Sementara Yosef, saat kunjungan pribadi kepada Uskup Maumere, Mgr. Gerufus Kherubim Parera SVD menyatakan, “Izin yang sudah ada dan masih berlaku akan kami cabut. Izin yang sementara proses akan dihentikan”.

Para aktivis menilai, moratorium tambang harus berbasis pada fakta empiris, soal sumber penghidupan mayoritas masyarakat yang bergantung pada sektor pertanian dan peternakan, mengingat kehadiran tambang di NTT sudah menimbulkan kerusakan yang amat parah-tak terpulihkan.

Mereka menyebut hal itu sudah terjadi di Serise, Tumbak, Satarteu, Lengkololok di Manggarai Timur; Robek, Maki, dan Timbang di Manggarai; Desa Ekin, Kecamatan Lamaknen Selatan di Belu; Oenbit dan Biboki di Timor Tengah Utara, Supul dan Mollo di Timor Tengah Selatan; dan Wanggameti di Sumba Timur; Prai Karoku Jangga di Sumba Tengah.

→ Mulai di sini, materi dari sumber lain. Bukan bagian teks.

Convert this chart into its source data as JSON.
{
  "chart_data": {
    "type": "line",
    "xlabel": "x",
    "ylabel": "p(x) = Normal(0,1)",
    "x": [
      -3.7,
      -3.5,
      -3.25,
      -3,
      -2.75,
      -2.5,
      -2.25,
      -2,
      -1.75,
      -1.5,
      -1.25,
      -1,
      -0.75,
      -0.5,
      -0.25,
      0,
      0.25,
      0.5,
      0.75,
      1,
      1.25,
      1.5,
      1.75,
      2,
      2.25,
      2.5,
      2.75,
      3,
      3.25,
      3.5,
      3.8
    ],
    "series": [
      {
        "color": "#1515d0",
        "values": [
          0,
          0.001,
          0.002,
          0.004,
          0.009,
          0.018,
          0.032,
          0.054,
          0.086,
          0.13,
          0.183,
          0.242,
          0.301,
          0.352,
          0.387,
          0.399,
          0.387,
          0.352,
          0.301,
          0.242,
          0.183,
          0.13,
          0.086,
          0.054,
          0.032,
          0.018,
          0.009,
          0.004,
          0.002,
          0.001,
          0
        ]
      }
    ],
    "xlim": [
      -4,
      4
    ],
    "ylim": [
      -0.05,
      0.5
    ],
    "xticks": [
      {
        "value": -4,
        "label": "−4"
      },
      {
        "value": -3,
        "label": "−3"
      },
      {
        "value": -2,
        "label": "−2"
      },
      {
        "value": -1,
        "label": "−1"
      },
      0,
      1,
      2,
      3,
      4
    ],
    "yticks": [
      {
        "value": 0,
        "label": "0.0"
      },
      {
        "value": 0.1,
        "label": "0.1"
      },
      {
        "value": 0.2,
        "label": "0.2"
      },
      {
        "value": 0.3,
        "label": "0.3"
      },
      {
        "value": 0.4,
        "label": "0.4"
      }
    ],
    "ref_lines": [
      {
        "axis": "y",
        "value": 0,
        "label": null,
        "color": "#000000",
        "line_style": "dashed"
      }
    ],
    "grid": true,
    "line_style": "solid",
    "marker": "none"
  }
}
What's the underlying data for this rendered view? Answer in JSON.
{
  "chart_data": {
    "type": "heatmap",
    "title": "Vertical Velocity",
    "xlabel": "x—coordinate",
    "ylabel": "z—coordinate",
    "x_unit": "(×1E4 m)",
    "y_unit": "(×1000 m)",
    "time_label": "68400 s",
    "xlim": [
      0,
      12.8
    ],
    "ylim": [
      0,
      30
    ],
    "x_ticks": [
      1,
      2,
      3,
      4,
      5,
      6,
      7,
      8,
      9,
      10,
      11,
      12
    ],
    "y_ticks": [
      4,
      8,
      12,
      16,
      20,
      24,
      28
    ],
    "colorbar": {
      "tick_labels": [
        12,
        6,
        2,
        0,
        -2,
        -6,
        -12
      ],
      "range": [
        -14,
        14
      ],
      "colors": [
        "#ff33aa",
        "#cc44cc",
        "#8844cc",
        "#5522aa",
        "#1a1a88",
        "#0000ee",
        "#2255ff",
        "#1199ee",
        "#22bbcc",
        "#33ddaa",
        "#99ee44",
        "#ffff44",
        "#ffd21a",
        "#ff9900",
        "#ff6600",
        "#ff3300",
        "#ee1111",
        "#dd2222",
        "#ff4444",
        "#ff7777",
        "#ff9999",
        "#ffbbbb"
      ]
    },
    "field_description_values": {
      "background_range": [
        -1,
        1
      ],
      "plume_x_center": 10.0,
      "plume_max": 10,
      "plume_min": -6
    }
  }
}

“Kehadiran tambang di wilayah-wilayah ini sudah dan sedang merampas tanah-tanah warga, merusak dan mencemari sumber air, merusak hutan dan situs-situs adat, mencemari laut, konflik sosial, intimidasi dan kriminalisasi yang berujung di penjara,” kata mereka.

Selain itu, moratorium mestinya juga dikuti langkah penegakan hukum yang tegas dan transpran, tidak sebatas soal administratif, mengingat keberadaan dan aktivitas pertambangan di NTT penuh dengan praktik transaksional di ruang gelap, tanpa pantauan publik. Bahkan tak jarang, aparat penegak hukum diduga kuat turut melindungi keberadaan aktivitas perusahaan tambang.

“Moratorium tambang di NTT juga harus diikuti langkah pemulihan sosial dan ekologi, sebab aktivitas pertambangan telah menimbulkan kerusakan yang dasyat bagi ruang hidup juga konflik sesama warga hingga saat ini,” tegas mereka.

“Karena itu, tambang di NTT tak sekadar dimoratorium, tetapi harus dicabut permanen.”